この間、ブログに種田山頭火のことを書いた。その際、改めて参考文献を読み返したのだが、山頭火が死んだのは昭和15年、享年58であった。奇しくも、私のいまの年齢と同じである。山頭火は亡くなる直前には歯が1本しかなかったらしいが、私は昔、親しらずを抜いたくらいで全部そろっている。ありがたいことである。

ちなみに、山頭火という言葉は暦法における普通名詞で、甲戌・乙亥の干支のことをいう。だからラーメン店の名前に使われても文句は言えない。俳句の山頭火を呼ぶ場合には、種田山頭火と苗字を付けるのが本当である。

山頭火は大酒呑みで、誰かが持ってきた一升瓶を飲みきってしまい、足らずに街に飲みに出かけたという類の逸話がたくさんある。自分で働くことはせず、酒を飲むのは托鉢の上がりか、俳句サークルの誰かの持ち込みか、でなければ借金や息子からの仕送りである(別れた奥さんからの仕送りもあったらしい)。にもかかわらずそれだけ飲めるというのは、ある意味大したものである。

昔、俳句の選者は芸事の先生のような立場にあったようで、投稿してきた句を選者が添削して雑誌に載せるということがよくあったそうである。現在、われわれが尾崎放哉の作品として知っている句の多くは、師匠である荻原井泉水が手直ししたというのは有名な話である。WEBをみると添削前と添削後の作品を比べることができるが、さすがに放哉、もとの句の方がいいというものも結構ある。
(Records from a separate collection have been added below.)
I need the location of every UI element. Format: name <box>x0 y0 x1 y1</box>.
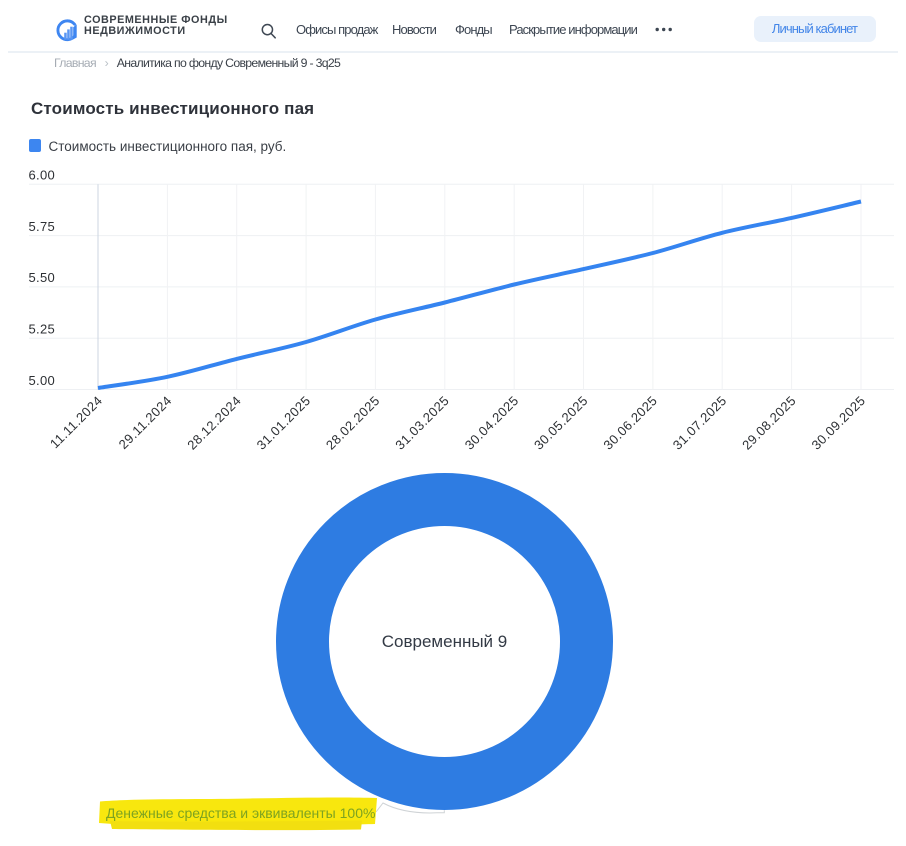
svg-text:11.11.2024: 11.11.2024 <box>47 393 105 451</box>
svg-text:30.04.2025: 30.04.2025 <box>462 393 522 453</box>
svg-text:6.00: 6.00 <box>29 168 56 183</box>
svg-text:Современный 9: Современный 9 <box>382 632 507 651</box>
svg-text:29.08.2025: 29.08.2025 <box>739 393 799 453</box>
svg-text:29.11.2024: 29.11.2024 <box>116 393 175 452</box>
svg-text:31.03.2025: 31.03.2025 <box>392 393 452 453</box>
svg-text:30.06.2025: 30.06.2025 <box>600 393 660 453</box>
svg-text:28.02.2025: 28.02.2025 <box>323 393 383 453</box>
svg-text:30.05.2025: 30.05.2025 <box>531 393 591 453</box>
svg-text:31.01.2025: 31.01.2025 <box>254 393 314 453</box>
svg-text:28.12.2024: 28.12.2024 <box>184 393 244 453</box>
svg-text:Денежные средства и эквивалент: Денежные средства и эквиваленты 100% <box>106 805 375 821</box>
svg-text:5.25: 5.25 <box>29 322 56 337</box>
svg-text:31.07.2025: 31.07.2025 <box>670 393 730 453</box>
svg-text:30.09.2025: 30.09.2025 <box>809 393 869 453</box>
svg-text:5.50: 5.50 <box>29 270 56 285</box>
svg-text:5.75: 5.75 <box>29 219 56 234</box>
svg-text:5.00: 5.00 <box>29 373 56 388</box>
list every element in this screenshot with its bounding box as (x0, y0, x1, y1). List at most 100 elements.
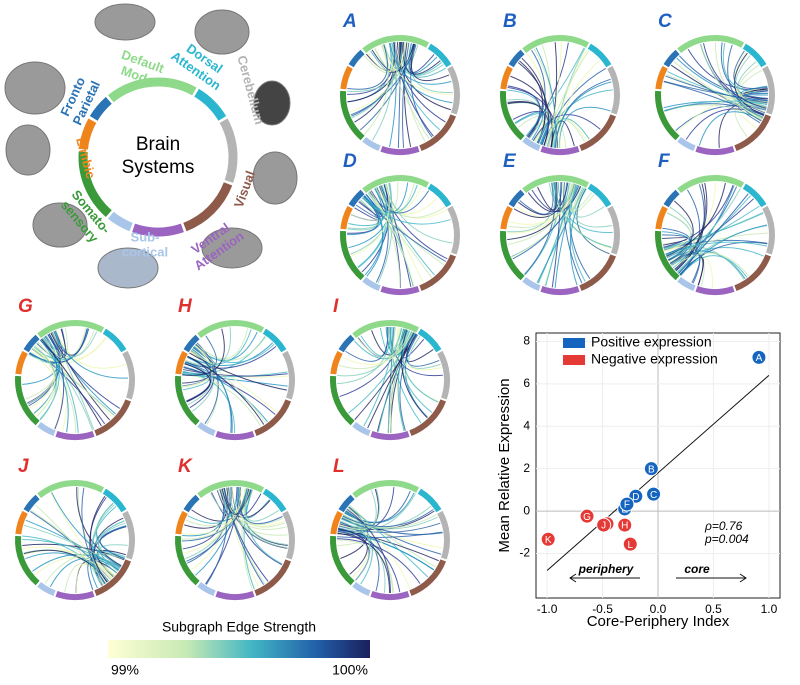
chord (365, 43, 415, 73)
system-arc (338, 494, 355, 513)
chord (517, 62, 549, 146)
chord (337, 328, 402, 377)
chord (92, 520, 125, 587)
system-arc (37, 421, 56, 437)
system-arc (500, 65, 513, 90)
system-arc (677, 276, 696, 292)
chord (402, 42, 441, 75)
system-arc (677, 35, 745, 54)
chord (507, 183, 574, 245)
chord (30, 336, 107, 364)
chord (183, 366, 276, 415)
chord (53, 331, 128, 379)
chord (703, 43, 767, 109)
system-arc (282, 350, 295, 400)
system-arc (607, 205, 620, 255)
system-arc (500, 90, 525, 141)
chord (561, 182, 612, 249)
chord (391, 42, 441, 131)
system-arc (262, 328, 287, 353)
system-arc (348, 49, 365, 68)
chord (384, 42, 400, 70)
chord (89, 495, 108, 583)
system-arc (427, 43, 452, 68)
point-label: D (632, 492, 639, 503)
chord (370, 190, 415, 287)
chord (514, 111, 543, 141)
system-arc (122, 350, 135, 400)
chord (663, 245, 745, 280)
arrow-label: periphery (578, 562, 635, 576)
chord (231, 487, 285, 527)
chord (33, 346, 56, 415)
chord (569, 184, 586, 282)
chord (243, 489, 255, 590)
chord (364, 45, 389, 135)
system-arc (352, 421, 371, 437)
chord (678, 193, 749, 274)
chord (574, 186, 605, 218)
chord (342, 516, 371, 581)
system-arc (655, 230, 680, 281)
system-label: cortical (122, 244, 168, 259)
y-tick-label: 0 (523, 503, 530, 517)
system-label: Sub- (131, 229, 160, 244)
system-arc (215, 431, 255, 440)
chord (244, 488, 280, 522)
chord (34, 345, 57, 421)
system-arc (695, 286, 735, 295)
chord (181, 488, 251, 540)
point (643, 461, 659, 477)
system-arc (663, 189, 680, 208)
chord (50, 328, 67, 356)
chord (401, 329, 428, 419)
chord-panel (181, 487, 288, 591)
chord (368, 191, 433, 278)
chord (700, 43, 764, 118)
system-arc (340, 230, 365, 281)
chord (369, 191, 401, 289)
chord (733, 50, 768, 89)
point (622, 536, 638, 552)
chord (351, 183, 390, 257)
chord (402, 42, 410, 148)
chord (399, 334, 419, 431)
system-arc (55, 591, 95, 600)
chord-panel (661, 181, 768, 288)
chord (410, 44, 433, 138)
chord (22, 546, 112, 579)
chord (182, 488, 247, 535)
chord (196, 336, 267, 361)
chord (531, 186, 582, 213)
system-arc (340, 90, 365, 141)
system-arc (78, 151, 112, 217)
chord (510, 75, 554, 148)
chord (393, 42, 434, 137)
chord-panel (663, 41, 769, 148)
system-arc (370, 591, 410, 600)
panel-label: D (343, 151, 357, 172)
chord (698, 111, 762, 146)
y-tick-label: 4 (523, 418, 530, 432)
system-arc (655, 65, 668, 90)
x-tick-label: -0.5 (592, 602, 613, 616)
system-arc (522, 175, 590, 194)
system-arc (500, 205, 513, 230)
system-arc (175, 375, 200, 426)
chord (342, 331, 414, 365)
chord (91, 504, 115, 585)
system-arc (15, 510, 28, 535)
x-tick-label: 0.0 (650, 602, 667, 616)
chord (402, 329, 439, 403)
chord (338, 522, 441, 533)
chord (737, 64, 766, 113)
chord (41, 338, 102, 427)
system-arc (338, 334, 355, 353)
system-arc (183, 182, 233, 232)
system-arc (540, 146, 580, 155)
center-title: Brain (136, 134, 180, 155)
chord (519, 182, 554, 215)
system-arc (219, 118, 238, 183)
chord (408, 335, 441, 369)
chord (722, 42, 768, 94)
(代表作のひとつである「障子あけて置く海も暮れ切る」も、井泉水の添削による。原句は「すっかり暮れ切るまで庵の障子あけて置く」)

だから、芸事の師匠が月謝や検定料をとる感覚で、酒をもらったり住まいの手配をさせたり、借金の肩代わりをさせてもそれほどの抵抗はなかったのかもしれない。もっとも、いまの時代に酒を飲んで俳句が上手なら、BS-TBSが飲み代だけでなく制作費も出してくれただろうから、惜しいことであった。

山頭火の生活は、今の時代ならば「Bライフ」ということになるのかもしれないが、「Bライフ」はわずかではあっても自分の稼ぎで生活するというライフスタイルである。山頭火は住む所にしても、食べる物にしても、飲む酒にしても、すべて他人の好意によって工面している点が違う。どちらかというと「ニート」に近い。

でも、いまでも田舎に行けば、神社や祠で、無人のお堂だけ残っている場所は少なくない。そういう場所でご神体や祠を守り、周囲を掃除し、氏子や有力者の好意で最低限の食料や燃料を入手して暮らしている人は、当時は少なくなかったのだろうと思う(少なくとも、山頭火と放哉だけという訳ではなかっただろう。阿弥陀堂便りなんて映画もあったし)。

人の世というものは、必ずしも全部の人がカネ儲けをしなければならないというものでもないと思う。いまだって、彼らのように暮らせる道があってもいいと思うけれども、人が住むとなるとまず第一に下水処理をしなければならないというのが行政の指導なので、なかなか難しいだろう。まさか、無人の寺や神社すべてに浄化槽を付ける訳にもいかないだろうし。

戻って酒の話だが、あれば飲んでいた山頭火に対し、私はというと最近は1週間に2日、せいぜい3日しか飲めない。はじめはダイエットと病気治療のために休肝日を作っていたのだけれど、この頃は酒を飲むと体調がすぐれず翌日に響くのである。次の日きついからといって酒を我慢するとは、歳をとったものである。

飲んだ次の日に手を見ると、皺が目立ってきた肌なのに、ピンク色に染まってぴちぴちして見える。これは酒による若返り効果だと思っていたのだが、じつは皺があるのが本当で、ぴちぴちしているのではなくむくんでいるのだと思うようになった。多分、それが正解なのだろう。